I was going to simply post this in the OMG sex!!! thread, but it’s running long. So what else is new?
I’m curious to see that there are some folks who think Lancaster County used to be more moral than other places before all these outsiders moved in. The New Yorkers have brought their New York ways - pushy and arrogant.
But this includes sex on teh internets, or drugs, or liquor?
Our newspaper did a story a few years back about how, during prohibition, enterprising hometown breweries right here in Lancaster ran hoses beneath the streets to subvert the law and keep on brewing beer.
Someone else mentioned a certain downtown “health club,” which has been around for a long time. And I’ve heard, via e-mail, from a few folks who tell me stories about perversions that existed here long before the Internet made it easier to find or purvey perversions.
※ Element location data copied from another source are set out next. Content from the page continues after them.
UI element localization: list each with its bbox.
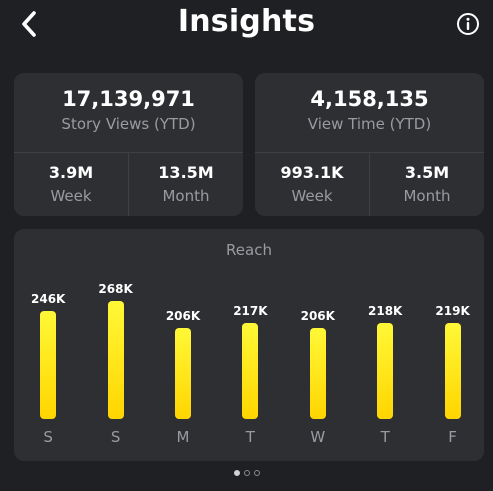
reach-day-label: T [380, 428, 390, 446]
reach-bar-column: 219K F [423, 229, 483, 461]
stat-week-label: Week [50, 187, 92, 205]
reach-bar-column: 246K S [18, 229, 78, 461]
stat-week-label: Week [291, 187, 333, 205]
stat-week: 993.1K Week [255, 153, 369, 216]
info-button[interactable] [455, 11, 481, 37]
reach-chart-card[interactable]: Reach 246K S 268K S 206K M 217K T 206K W 218K T 219K… [14, 229, 484, 461]
stat-breakdown: 3.9M Week 13.5M Month [14, 153, 243, 216]
stat-total-label: View Time (YTD) [307, 115, 432, 133]
story-views-card[interactable]: 17,139,971 Story Views (YTD) 3.9M Week 1… [14, 73, 243, 216]
stat-total-value: 17,139,971 [62, 87, 195, 111]
page-dot[interactable] [233, 470, 240, 476]
stat-month-value: 13.5M [158, 163, 214, 182]
stat-total-value: 4,158,135 [310, 87, 429, 111]
reach-day-label: W [310, 428, 326, 446]
reach-day-label: F [448, 428, 457, 446]
reach-bar-value-label: 206K [300, 309, 335, 323]
reach-bar [107, 301, 124, 419]
reach-bar [175, 328, 191, 419]
reach-bar [242, 323, 259, 419]
stat-week-value: 993.1K [280, 163, 344, 182]
back-button[interactable] [14, 8, 44, 40]
reach-bar-value-label: 219K [435, 304, 470, 318]
stat-summary: 4,158,135 View Time (YTD) [255, 73, 484, 153]
reach-bar-column: 217K T [220, 229, 280, 461]
page-dot[interactable] [253, 470, 260, 476]
reach-day-label: M [176, 428, 190, 446]
reach-bar-column: 268K S [86, 229, 146, 461]
stat-total-label: Story Views (YTD) [61, 115, 196, 133]
page-dot[interactable] [243, 470, 250, 476]
view-time-card[interactable]: 4,158,135 View Time (YTD) 993.1K Week 3.… [255, 73, 484, 216]
reach-bar [444, 323, 461, 419]
page-title: Insights [177, 4, 316, 39]
reach-bar [309, 328, 326, 419]
reach-bar-value-label: 268K [98, 282, 133, 296]
stat-month-label: Month [162, 187, 210, 205]
reach-bar-value-label: 246K [31, 292, 66, 306]
reach-bar-value-label: 217K [233, 304, 268, 318]
stat-month: 13.5M Month [128, 153, 243, 216]
reach-bar [377, 323, 394, 419]
reach-bar-value-label: 218K [368, 304, 403, 318]
reach-day-label: T [245, 428, 255, 446]
reach-bar-column: 206K W [288, 229, 348, 461]
page-indicator [0, 470, 493, 480]
reach-bar-column: 206K M [153, 229, 213, 461]
info-icon [457, 13, 479, 35]
stat-month-label: Month [403, 187, 451, 205]
reach-day-label: S [43, 428, 53, 446]
stat-week: 3.9M Week [14, 153, 128, 216]
reach-bar-value-label: 206K [165, 309, 201, 323]
stat-breakdown: 993.1K Week 3.5M Month [255, 153, 484, 216]
header: Insights [0, 0, 493, 52]
reach-bar [40, 311, 57, 419]
stat-month: 3.5M Month [369, 153, 484, 216]
chevron-left-icon [22, 11, 36, 37]
reach-day-label: S [110, 428, 121, 446]
stat-week-value: 3.9M [48, 163, 94, 182]
stat-month-value: 3.5M [404, 163, 450, 182]
stat-summary: 17,139,971 Story Views (YTD) [14, 73, 243, 153]
reach-title: Reach [226, 241, 272, 259]
reach-bar-column: 218K T [355, 229, 415, 461]
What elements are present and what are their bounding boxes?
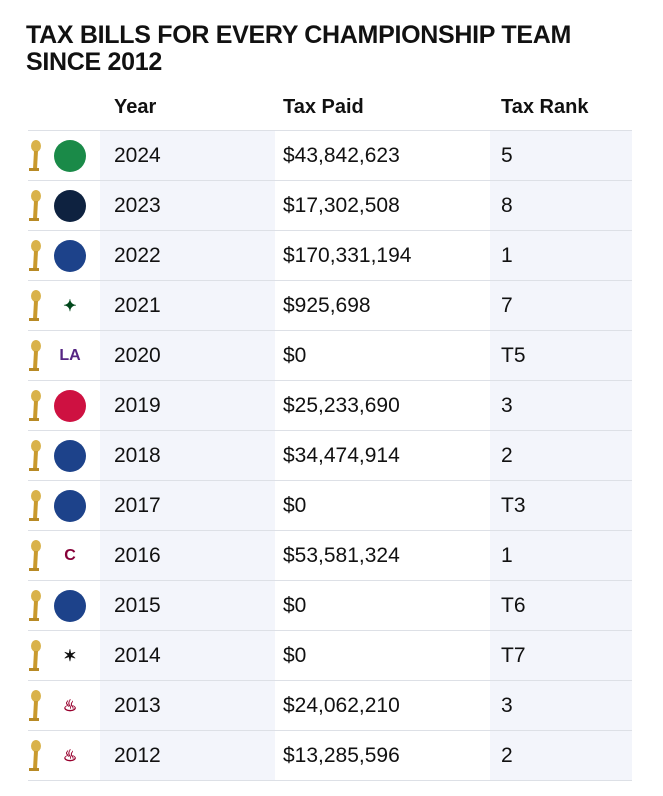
tax-rank-cell: T7: [490, 631, 632, 680]
tax-rank-cell: T6: [490, 581, 632, 630]
table-row: C 2016 $53,581,324 1: [28, 530, 632, 580]
table-row: ♨ 2013 $24,062,210 3: [28, 680, 632, 730]
year-cell: 2020: [100, 331, 275, 380]
spurs-logo: ✶: [63, 647, 77, 665]
table-row: ✶ 2014 $0 T7: [28, 630, 632, 680]
tax-paid-cell: $53,581,324: [283, 543, 400, 567]
tax-paid-cell: $34,474,914: [283, 443, 400, 467]
table-row: 2024 $43,842,623 5: [28, 130, 632, 180]
tax-rank-cell: 3: [490, 681, 632, 730]
tax-rank-cell: 1: [490, 231, 632, 280]
celtics-logo: [54, 139, 86, 172]
table-row: 2023 $17,302,508 8: [28, 180, 632, 230]
table-header: Year Tax Paid Tax Rank: [28, 84, 632, 130]
year-cell: 2022: [100, 231, 275, 280]
table-row: LA 2020 $0 T5: [28, 330, 632, 380]
tax-rank-cell: 1: [490, 531, 632, 580]
trophy-icon: [29, 389, 41, 421]
table-row: 2015 $0 T6: [28, 580, 632, 630]
year-cell: 2018: [100, 431, 275, 480]
lakers-logo: LA: [59, 346, 81, 364]
championship-tax-table: Year Tax Paid Tax Rank 2024 $43,842,623 …: [28, 84, 632, 781]
trophy-icon: [29, 589, 41, 621]
tax-paid-cell: $13,285,596: [283, 743, 400, 767]
warriors-logo: [54, 439, 86, 472]
tax-paid-cell: $0: [283, 593, 307, 617]
trophy-icon: [29, 139, 41, 171]
trophy-icon: [29, 189, 41, 221]
trophy-icon: [29, 739, 41, 771]
bucks-logo: ✦: [63, 297, 77, 315]
tax-rank-cell: 2: [490, 431, 632, 480]
tax-rank-cell: T5: [490, 331, 632, 380]
header-tax-rank: Tax Rank: [501, 95, 589, 118]
table-row: ♨ 2012 $13,285,596 2: [28, 730, 632, 781]
tax-rank-cell: 8: [490, 181, 632, 230]
raptors-logo: [54, 389, 86, 422]
tax-rank-cell: 2: [490, 731, 632, 780]
tax-paid-cell: $0: [283, 343, 307, 367]
tax-paid-cell: $0: [283, 493, 307, 517]
table-row: 2019 $25,233,690 3: [28, 380, 632, 430]
table-row: 2018 $34,474,914 2: [28, 430, 632, 480]
tax-paid-cell: $0: [283, 643, 307, 667]
year-cell: 2024: [100, 131, 275, 180]
year-cell: 2016: [100, 531, 275, 580]
warriors-logo: [54, 239, 86, 272]
cavaliers-logo: C: [64, 546, 76, 564]
warriors-logo: [54, 489, 86, 522]
year-cell: 2014: [100, 631, 275, 680]
header-tax-paid: Tax Paid: [283, 95, 364, 118]
year-cell: 2019: [100, 381, 275, 430]
header-year: Year: [114, 95, 157, 118]
tax-paid-cell: $17,302,508: [283, 193, 400, 217]
year-cell: 2023: [100, 181, 275, 230]
year-cell: 2021: [100, 281, 275, 330]
trophy-icon: [29, 689, 41, 721]
year-cell: 2017: [100, 481, 275, 530]
tax-rank-cell: T3: [490, 481, 632, 530]
tax-paid-cell: $170,331,194: [283, 243, 412, 267]
trophy-icon: [29, 439, 41, 471]
trophy-icon: [29, 339, 41, 371]
table-row: ✦ 2021 $925,698 7: [28, 280, 632, 330]
tax-paid-cell: $43,842,623: [283, 143, 400, 167]
trophy-icon: [29, 289, 41, 321]
tax-paid-cell: $925,698: [283, 293, 371, 317]
tax-paid-cell: $25,233,690: [283, 393, 400, 417]
table-row: 2022 $170,331,194 1: [28, 230, 632, 280]
year-cell: 2015: [100, 581, 275, 630]
tax-rank-cell: 7: [490, 281, 632, 330]
trophy-icon: [29, 539, 41, 571]
heat-logo: ♨: [62, 697, 78, 715]
page-title: TAX BILLS FOR EVERY CHAMPIONSHIP TEAM SI…: [26, 21, 571, 76]
trophy-icon: [29, 489, 41, 521]
tax-rank-cell: 3: [490, 381, 632, 430]
year-cell: 2012: [100, 731, 275, 780]
tax-paid-cell: $24,062,210: [283, 693, 400, 717]
table-row: 2017 $0 T3: [28, 480, 632, 530]
warriors-logo: [54, 589, 86, 622]
nuggets-logo: [54, 189, 86, 222]
trophy-icon: [29, 239, 41, 271]
heat-logo: ♨: [62, 747, 78, 765]
tax-rank-cell: 5: [490, 131, 632, 180]
trophy-icon: [29, 639, 41, 671]
year-cell: 2013: [100, 681, 275, 730]
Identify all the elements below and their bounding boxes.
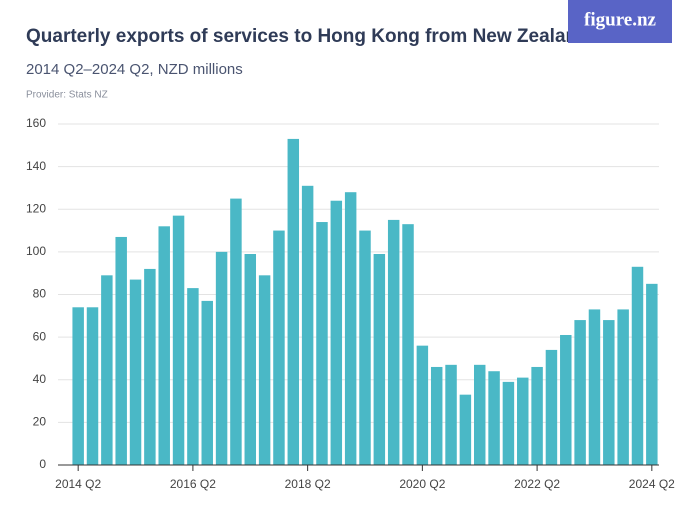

So we can go back as long as you want - 20 years, 50 years, 100 years - and I guarantee you, I absolutely guarantee you, that every kind of sin existed here that now exists here. Was there no prostitution, no alcohol before the “outsiders” ruined Lancaster County?
Come on.
And if we say it’s more pervasive now - maybe. But if that’s so, it seems to me to be a function of the fact that, simply, there are more people living in Lancaster County now. If one percent of our population trolls for teh sex - be it on the Internet or at a massage parlor or along certain streets in the downtown - one percent now constitutes a lot more people than one percent did 30 years ago.
But there’s sort of a curiously related phenomenon here, as well. In response to last week’s bit on the TNDs, I’ve heard from quite a few people who are, as we say, “not from around here” - moved here from New York in one case, northern Virginia in another. And these people are among the most insistent that Lancaster County not overdevelop, not become those places that they left.
We laugh about this and rightly so; people move here and want to shut the door behind them. But the point is, it is the outsiders who are among those fighting hardest to preserve Lancaster County’s rural character, it’s “exceptionalism.”
As has been mentioned in the other thread - when you look at the development that’s taken place here over the past three decades, who are the developers? And you will find in virtually every case - the developers are locals.
I’m not convinced that Lancaster County is a poorer place to raise your kids than it was in the ’70s, when I was a kid here. I simply think the vices that always existed are better-publicized.
But if Lancaster County is somehow the poorer, let’s be clear about who bears responsibility for that. It was not imposed from the outside. It happened from the inside out.